“He’s been an exemplary advocate for science education and a source of inspiration for thousands of students from primary school to graduate levels,” says a colleague at NASA, with whom he now partners to make science accessible to all students.
As director of UAB’s Center for Biophysical Sciences and Engineering, DeLucas brought UAB into the Alabama Space Grant program, offering high school students in underserved areas the opportunity to study protein crystallization in the classroom and lab, design experiments, and launch those experiments into space on a Russian Soyuz capsule to be performed on the International Space Station.
For these efforts — and many others — DeLucas has been named the 2013 Odessa Woolfolk Community Service Award recipient. DeLucas was selected for the honor by his peers, who have responded to his leadership, ingenuity and professionalism through the years. The award will be presented during the annual Faculty Awards Convocation at 4 p.m. Wednesday, April 10 in the UAB Alumni House. Eleven faculty also will be honored with the President’s Award for Excellence in Teaching during the ceremony, and the winner of the Ellen Gregg Ingalls/UAB National Alumni Society Award for Lifetime Achievement in Teaching will be recognized.
“My accomplishments do not begin to compare with those of Mrs. Odessa Woolfolk or many of the past recipients of this award,” says DeLucas, who began his career at UAB in 1971 as an undergraduate student and has appointments in the School of Optometry, the Comprehensive Cancer Center and as the director for the UAB Center for Structural Biology. “Thus, my selection as the 2013 recipient of the Odessa Woolfolk Award is an incredible honor. The award is particularly gratifying because it recognizes two activities, educational outreach and entrepreneurialism, that have been high priorities throughout my career.”

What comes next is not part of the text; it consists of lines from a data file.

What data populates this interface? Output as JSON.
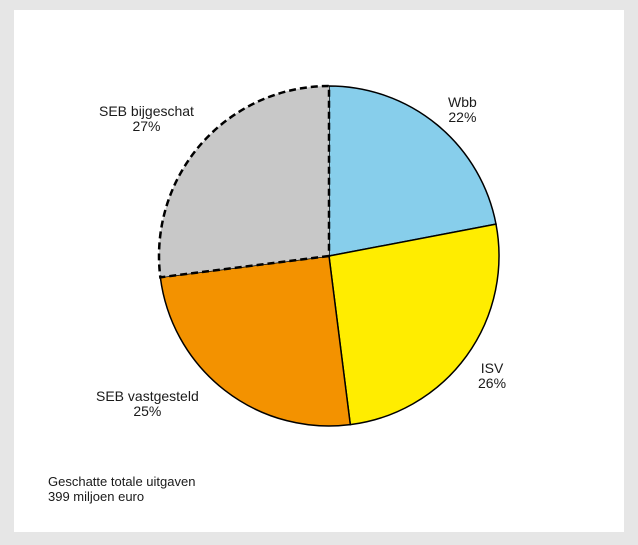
{
  "chart_data": {
    "type": "pie",
    "slices": [
      {
        "name": "Wbb",
        "value": 22,
        "label": "22%",
        "color": "#87ceeb",
        "dashed": false
      },
      {
        "name": "ISV",
        "value": 26,
        "label": "26%",
        "color": "#ffed00",
        "dashed": false
      },
      {
        "name": "SEB vastgesteld",
        "value": 25,
        "label": "25%",
        "color": "#f39200",
        "dashed": false
      },
      {
        "name": "SEB bijgeschat",
        "value": 27,
        "label": "27%",
        "color": "#c8c8c8",
        "dashed": true
      }
    ],
    "start": "top",
    "direction": "clockwise"
  },
  "footnote": {
    "line1": "Geschatte totale uitgaven",
    "line2": "399 miljoen euro"
  }
}
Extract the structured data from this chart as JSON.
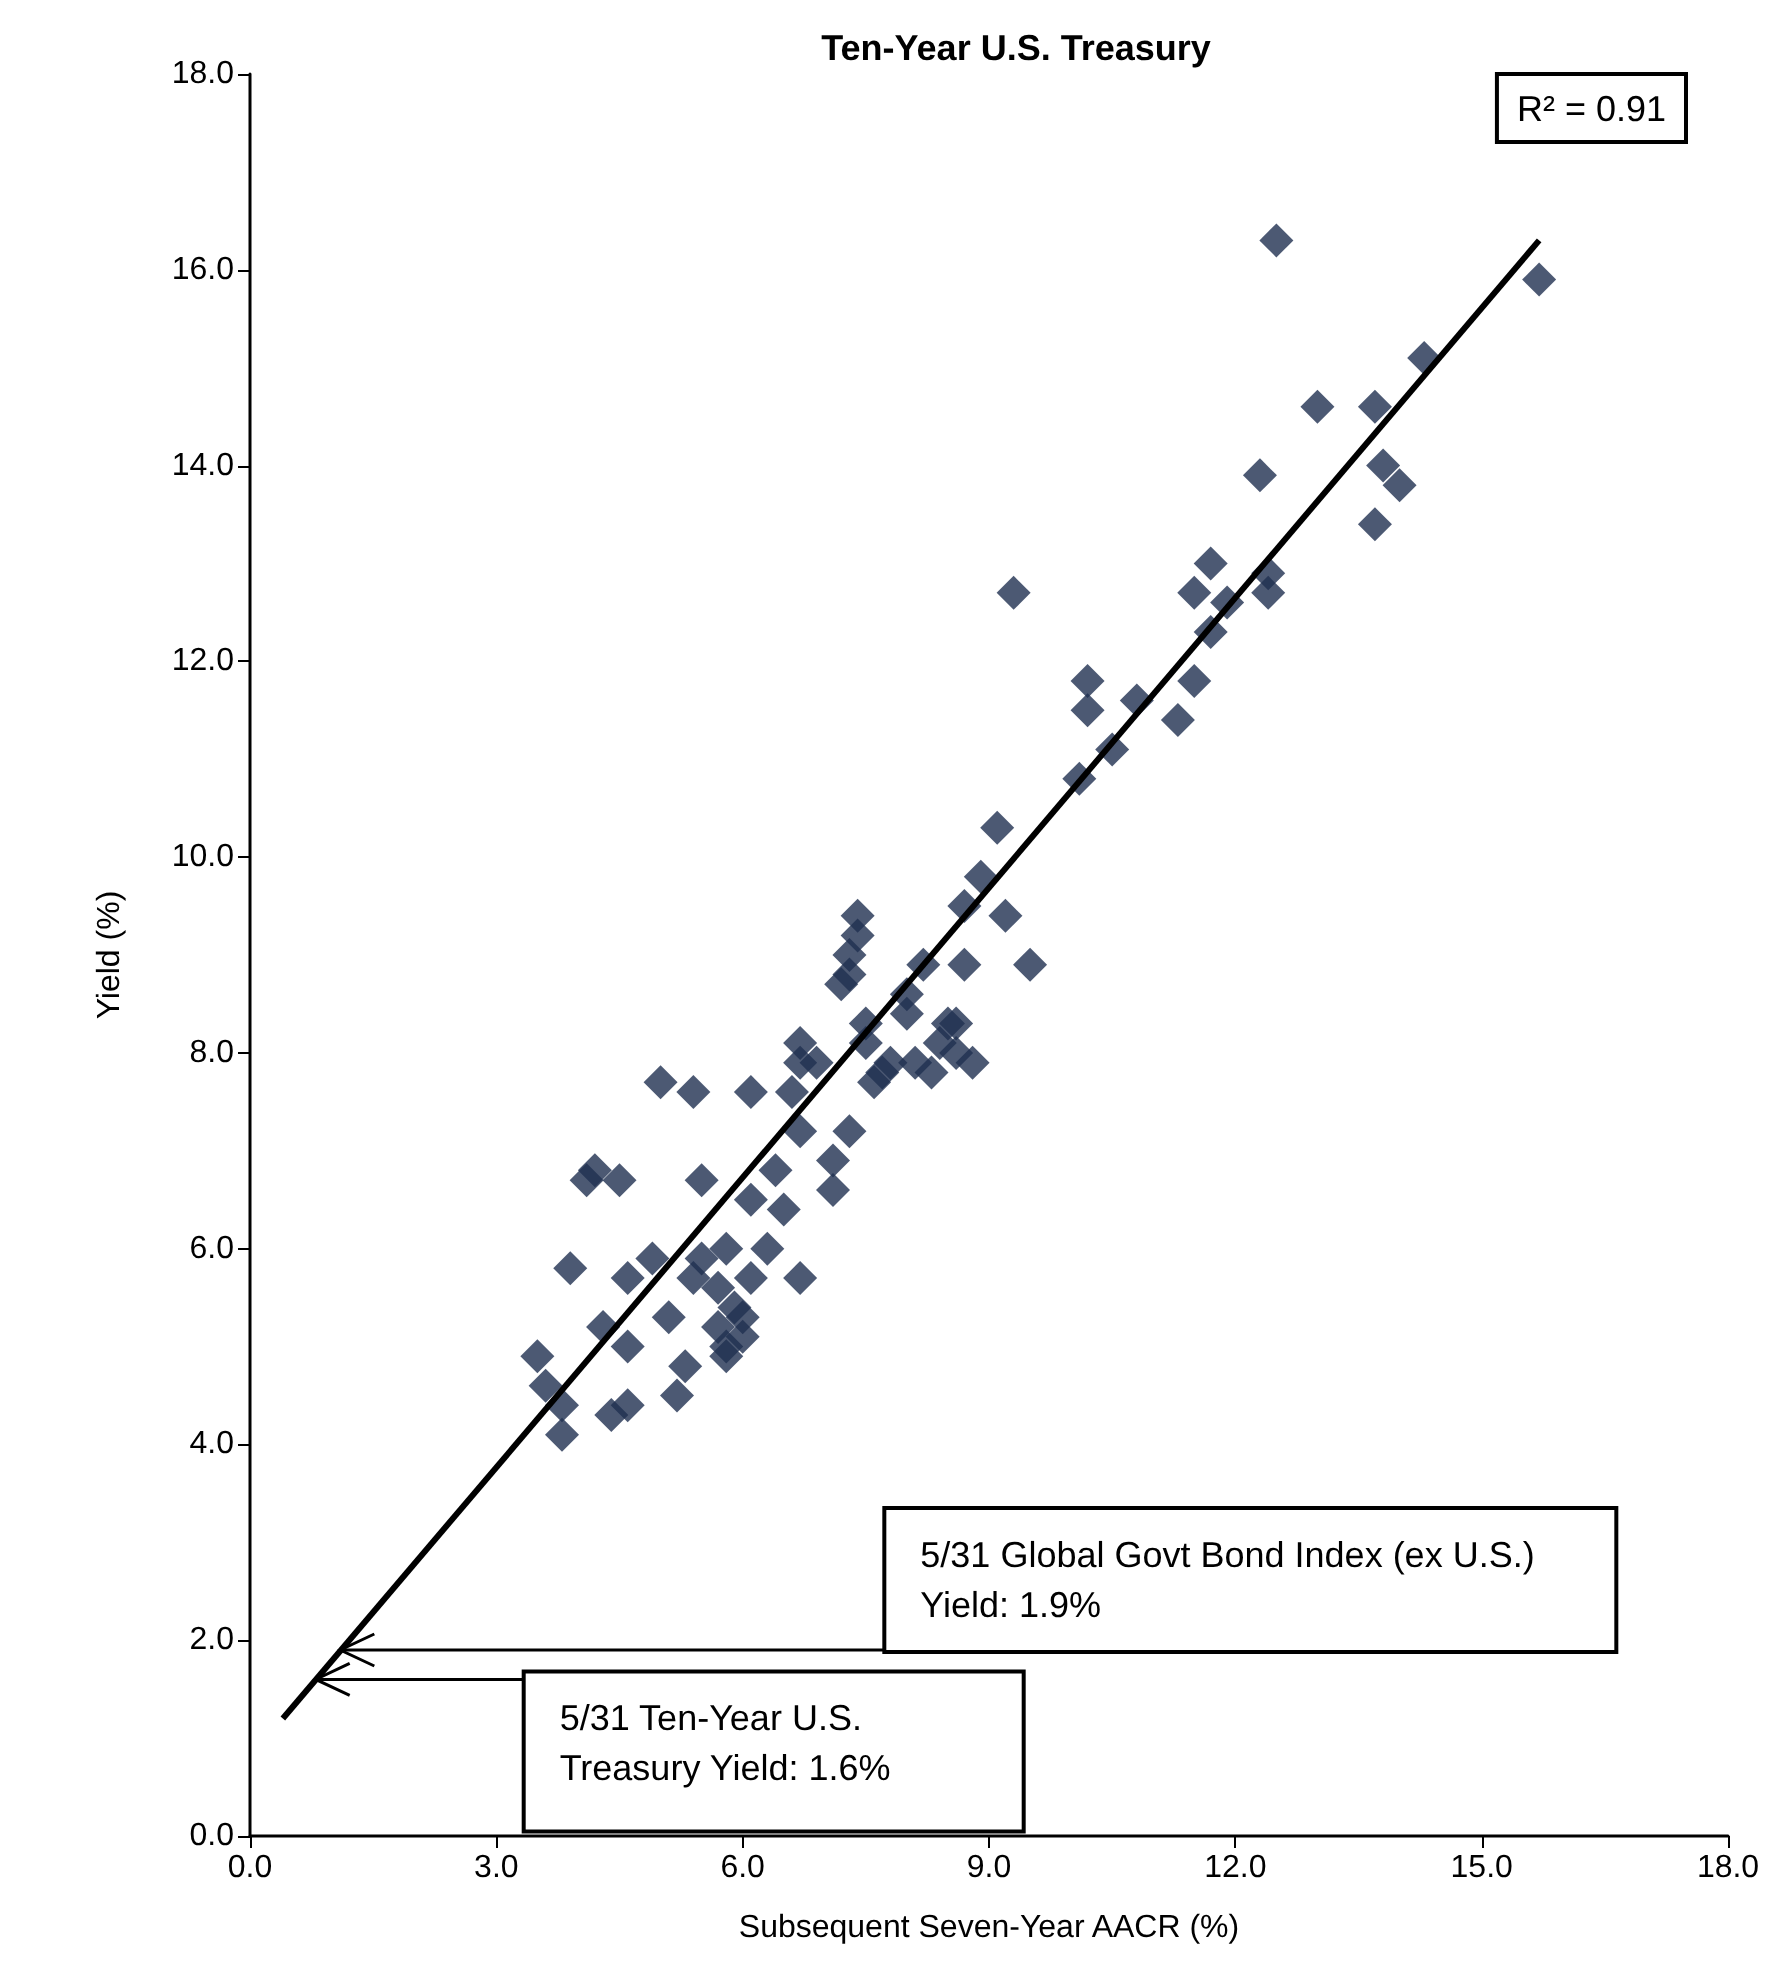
{
  "chart_data": {
    "type": "scatter",
    "title": "Ten-Year U.S. Treasury",
    "xlabel": "Subsequent Seven-Year AACR (%)",
    "ylabel": "Yield (%)",
    "marker": "diamond",
    "grid": false,
    "xlim": [
      0,
      18
    ],
    "ylim": [
      0,
      18
    ],
    "xticks": [
      {
        "value": 0,
        "label": "0.0"
      },
      {
        "value": 3,
        "label": "3.0"
      },
      {
        "value": 6,
        "label": "6.0"
      },
      {
        "value": 9,
        "label": "9.0"
      },
      {
        "value": 12,
        "label": "12.0"
      },
      {
        "value": 15,
        "label": "15.0"
      },
      {
        "value": 18,
        "label": "18.0"
      }
    ],
    "yticks": [
      {
        "value": 0,
        "label": "0.0"
      },
      {
        "value": 2,
        "label": "2.0"
      },
      {
        "value": 4,
        "label": "4.0"
      },
      {
        "value": 6,
        "label": "6.0"
      },
      {
        "value": 8,
        "label": "8.0"
      },
      {
        "value": 10,
        "label": "10.0"
      },
      {
        "value": 12,
        "label": "12.0"
      },
      {
        "value": 14,
        "label": "14.0"
      },
      {
        "value": 16,
        "label": "16.0"
      },
      {
        "value": 18,
        "label": "18.0"
      }
    ],
    "series": [
      {
        "color": "#1f3050",
        "x": [
          12.5,
          15.7,
          14.3,
          13.0,
          13.7,
          12.3,
          13.8,
          14.0,
          13.7,
          11.7,
          11.5,
          11.9,
          11.7,
          12.4,
          12.4,
          9.3,
          10.2,
          10.2,
          10.8,
          11.5,
          11.3,
          10.5,
          10.1,
          9.1,
          8.9,
          8.7,
          9.2,
          8.7,
          9.5,
          8.6,
          7.4,
          7.4,
          7.3,
          7.3,
          7.2,
          8.2,
          8.0,
          8.0,
          7.5,
          7.5,
          6.7,
          6.7,
          6.9,
          8.5,
          8.4,
          8.6,
          7.8,
          8.1,
          8.3,
          8.8,
          7.7,
          7.6,
          6.1,
          6.6,
          5.0,
          5.4,
          6.7,
          7.3,
          7.1,
          7.1,
          4.2,
          4.5,
          4.1,
          5.5,
          6.4,
          6.1,
          6.5,
          3.9,
          4.6,
          4.9,
          5.5,
          5.8,
          5.4,
          5.7,
          6.1,
          6.3,
          6.7,
          5.9,
          6.0,
          5.1,
          4.3,
          4.6,
          5.7,
          5.8,
          3.5,
          6.0,
          5.3,
          3.6,
          3.8,
          4.6,
          4.4,
          5.2,
          3.8,
          5.8
        ],
        "values": [
          16.3,
          15.9,
          15.1,
          14.6,
          14.6,
          13.9,
          14.0,
          13.8,
          13.4,
          13.0,
          12.7,
          12.6,
          12.3,
          12.9,
          12.7,
          12.7,
          11.8,
          11.5,
          11.6,
          11.8,
          11.4,
          11.1,
          10.8,
          10.3,
          9.8,
          9.5,
          9.4,
          8.9,
          8.9,
          8.3,
          9.4,
          9.2,
          9.0,
          8.8,
          8.7,
          8.9,
          8.6,
          8.4,
          8.3,
          8.1,
          8.1,
          7.9,
          7.9,
          8.3,
          8.1,
          8.0,
          7.9,
          7.9,
          7.8,
          7.9,
          7.8,
          7.7,
          7.6,
          7.6,
          7.7,
          7.6,
          7.2,
          7.2,
          6.9,
          6.6,
          6.8,
          6.7,
          6.7,
          6.7,
          6.8,
          6.5,
          6.4,
          5.8,
          5.7,
          5.9,
          5.9,
          6.0,
          5.7,
          5.6,
          5.7,
          6.0,
          5.7,
          5.4,
          5.3,
          5.3,
          5.2,
          5.0,
          5.2,
          5.0,
          4.9,
          5.1,
          4.8,
          4.6,
          4.4,
          4.4,
          4.3,
          4.5,
          4.1,
          4.9
        ]
      },
      {
        "type": "line",
        "color": "#000000",
        "marker": "none",
        "line_style": "solid",
        "x": [
          0.4,
          15.7
        ],
        "values": [
          1.2,
          16.3
        ]
      }
    ],
    "annotations": [
      "R² = 0.91",
      {
        "text": "5/31 Global Govt Bond Index (ex U.S.) Yield: 1.9%",
        "x": 1.1,
        "y": 1.9
      },
      {
        "text": "5/31 Ten-Year U.S. Treasury Yield: 1.6%",
        "x": 0.8,
        "y": 1.6
      }
    ]
  }
}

|“Dr. DeLucas has enormous impact on our university, our local communities, the state of Alabama and beyond. He is one of a very select group of individuals who are extraordinary scientists and exemplary leaders and who have a passion for making a lasting impact.”|
Ambassador for science
DeLucas devotes his time and energy to serving as an “ambassador for science, innovation and leadership,” says a colleague. His partnership with Calhoun Community College gives biology students access to UAB laboratory space to further their scientific education. His willingness to advise honors students, elementary-school students and national and international scientific organizations makes him, in the words of one community partner, “an inspiring character responsible for turning many students on to science” and “a considerable positive force.”
DeLucas also participates in the Beads of Hope program, in which strings of beads are flown into space to serve as a symbol of courage and replicas of those beads are presented by an astronaut — DeLucas himself — to children with life-threatening illnesses to help them find their own courage.
Making a lasting impact
“Dr. DeLucas has enormous impact on our university, our local communities, the state of Alabama and beyond,” says a colleague. “He is one of a very select group of individuals who are extraordinary scientists and exemplary leaders and who have a passion for making a lasting impact.”
DeLucas, who has received five degrees from UAB, says the future of the United States and its leadership position in the world will depend on the capabilities of children and young adults who choose to pursue careers in science and engineering. That’s why he has always believed it is important to reach out to youth and motivate them to pursue careers in these fields.
“When I returned from my space shuttle flight in 1992, I quickly realized how my astronaut/scientist background provides a powerful platform that could be used to inspire students,” DeLucas says. “As a result, I have devoted a significant amount of my time to participating in educational outreach for elementary, high school and college undergraduate students. I also believe scientists must educate the general public with regard to the importance of supporting fundamental research to maintain our country’s preeminence in scientific innovation and technology development.”